За два дня лицо и руки Ивана чуть-чуть задел загар, и впервые в жизни ему захотелось, чтобы и московская зима была доброй, никого бы не убивала, сыпала мягким снегом и заканчивалась в срок.
Следующим утром по приезде он встал и увидел в окошке воздух необычайного оттенка – редкой белизны и неподвижности. Мир застыл в стеклянной двадцатипятиградусной пыли. По солнечному дню, которому сдуру можно бы и обрадоваться, звенели птички, отыскавшие себе спасение у труб, под тёплым паром.

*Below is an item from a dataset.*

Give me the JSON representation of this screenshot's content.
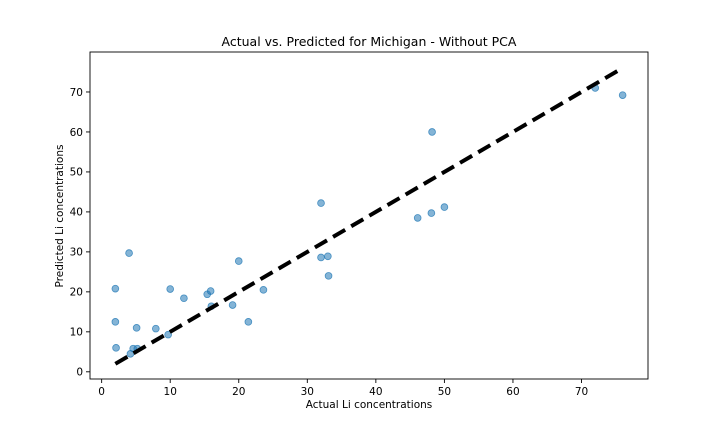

Как и сограждане, продолжая исполнять жизнь, Иван каждый день выходил на «железный» воздух и ехал на работу. Дороги были свободны, дворы – полны уснувших машин. Когда мороз покрепчал до двадцати восьми, лёгкая апокалиптичность, и в обычное время присущая большому городу, обострилась. В эти дни Иван с удовольствием ездил в офис. На почве холодов сотрудники сплотились. Кураж и смех, метеосводки из Интернета, курьер, привёзший буклет с моделями печей-буржуек, на случай если городское теплообеспечение даст сбой, – это рабочая неделя оказалась самой весёлой из всех, что помнил Иван.